Cost effectiveness of budesonide/formoterol for maintenance and reliever therapy versus salmeterol/fluticasone plus salbutamol in the treatment of asthma

Gunnar Johansson, Emma B Andreasson, Per E Larsson, Claus F Vogelmeier
PharmacoEconomics 2006, 24 (7): 695-708

INTRODUCTION: Budesonide/formoterol (Symbicort) Maintenance And Reliever Therapy (SMART) is an effective and well tolerated treatment option for patients with asthma. We compared the cost effectiveness from a societal perspective of this one-inhaler regimen with that of maintenance salmeterol/fluticasone propionate (Seretide) plus salbutamol (albuterol) as needed (Seretide) Fixed Combination [SFC]).

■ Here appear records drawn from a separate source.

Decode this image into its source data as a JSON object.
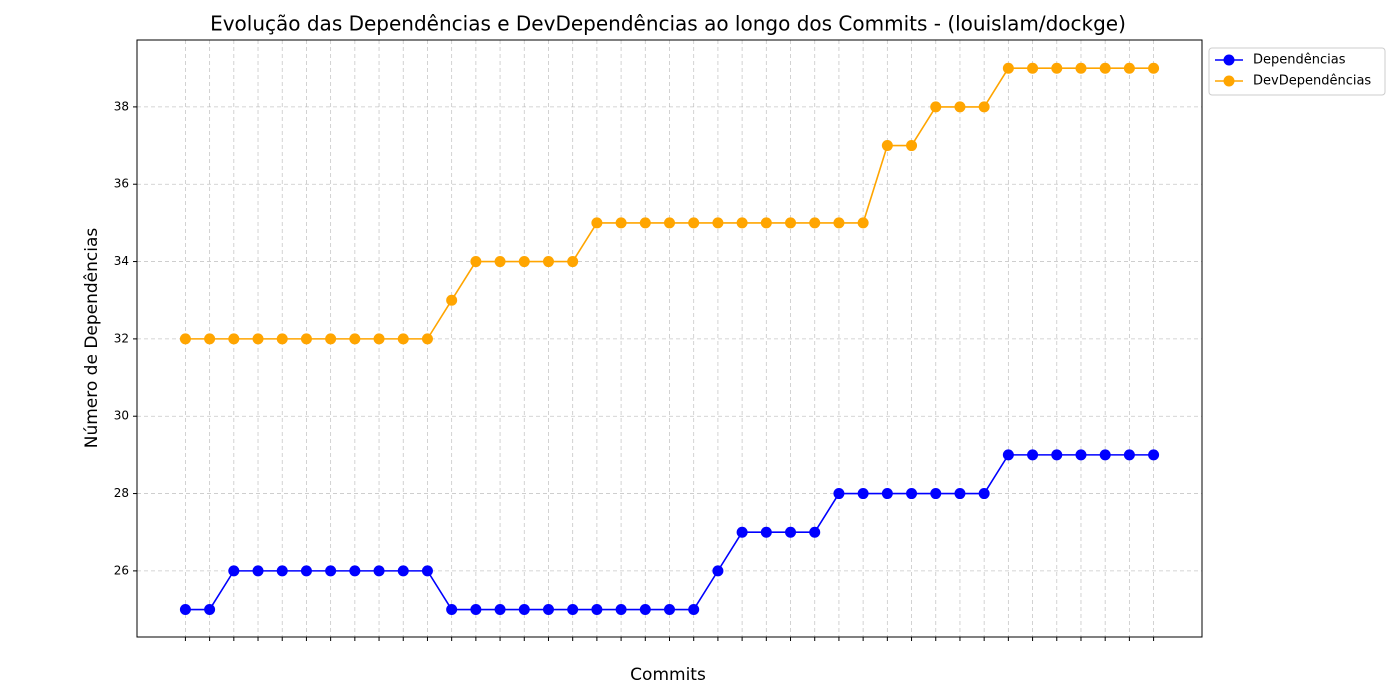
{
  "chart_data": {
    "type": "line",
    "title": "Evolução das Dependências e DevDependências ao longo dos Commits - (louislam/dockge)",
    "x_label": "Commits",
    "y_label": "Número de Dependências",
    "categories": [
      null,
      null,
      null,
      null,
      null,
      null,
      null,
      null,
      null,
      null,
      null,
      null,
      null,
      null,
      null,
      null,
      null,
      null,
      null,
      null,
      null,
      null,
      null,
      null,
      null,
      null,
      null,
      null,
      null,
      null,
      null,
      null,
      null,
      null,
      null,
      null,
      null,
      null,
      null,
      null,
      null
    ],
    "series": [
      {
        "name": "Dependências",
        "color": "#0000ff",
        "values": [
          25,
          25,
          26,
          26,
          26,
          26,
          26,
          26,
          26,
          26,
          26,
          25,
          25,
          25,
          25,
          25,
          25,
          25,
          25,
          25,
          25,
          25,
          26,
          27,
          27,
          27,
          27,
          28,
          28,
          28,
          28,
          28,
          28,
          28,
          29,
          29,
          29,
          29,
          29,
          29,
          29
        ]
      },
      {
        "name": "DevDependências",
        "color": "#ffa500",
        "values": [
          32,
          32,
          32,
          32,
          32,
          32,
          32,
          32,
          32,
          32,
          32,
          33,
          34,
          34,
          34,
          34,
          34,
          35,
          35,
          35,
          35,
          35,
          35,
          35,
          35,
          35,
          35,
          35,
          35,
          37,
          37,
          38,
          38,
          38,
          39,
          39,
          39,
          39,
          39,
          39,
          39
        ]
      }
    ],
    "ylim": [
      24.29,
      39.73
    ],
    "yticks": [
      26,
      28,
      30,
      32,
      34,
      36,
      38
    ],
    "grid": true,
    "legend": "outside upper right"
  }
}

STUDY DESIGN: A cost-effectiveness analysis was performed based on effectiveness and resource-utilisation data collected prospectively in a randomised, 12-month study performed in 2143 patients in 16 countries. Resource utilisation data were pooled and unit costs (euro, year 2003 values) from Italy, France, the UK and Germany were used to generate estimates of direct and total costs per patient per year and cost per severe exacerbation avoided.

METHODS: Adolescents and adults with asthma (n = 2143; mean forced expiratory volume in 1 second [FEV(1)] 73% predicted; mean inhaled corticosteroid [ICS] dose 884 microg/day) were randomised to SMART or SFC. The effectiveness measure used was the number of severe exacerbations per patient per year. Direct costs included medication use (budesonide/formoterol 160microg/4.5microg or salmeterol/fluticasone 50microg/100microg, 50microg/250microg or 50microg/500microg plus salbutamol) and nonmedication-related resource use, including days in hospital, emergency room visits, specialist or primary care physician visits and other healthcare provider contacts. Indirect costs, including the number of days when the patient or their carer was unable to attend to their normal daily activities, were also assessed. The study assumed a European societal perspective (i.e. including direct and indirect costs).

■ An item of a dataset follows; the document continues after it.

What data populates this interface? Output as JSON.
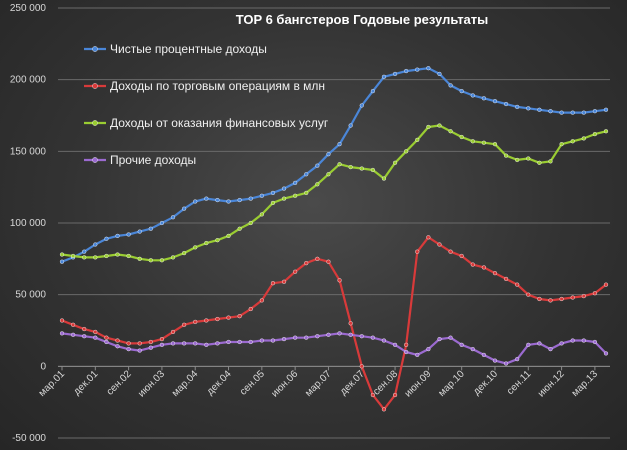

RESULTS: Treatment with SMART resulted in significantly fewer severe exacerbations per patient per year compared with SFC (0.24 vs 0.31 events per patient per year; p = 0.0025). Resource use was low in both groups. Medication costs accounted for the majority of the total costs. The increased effectiveness of SMART was achieved at a reduced or similar cost compared with SFC. SMART dominated when German unit costs were applied (i.e. there was a statistically significant reduction in both costs and number of exacerbations). In all other countries, the incremental cost-effectiveness ratios showed that there was a reduction in mean total cost per exacerbation avoided; however, this difference was not statistically significant.

CONCLUSION: This analysis demonstrates that, compared with SFC, SMART may be cost effective from a societal perspective for the treatment of patients with asthma in Italy, Germany, France and the UK. SMART provided a reduction in the number of severe exacerbations per patient per year, at no statistically significant increase in cost - or even at a lower cost - compared with SFC plus as-needed reliever salbutamol.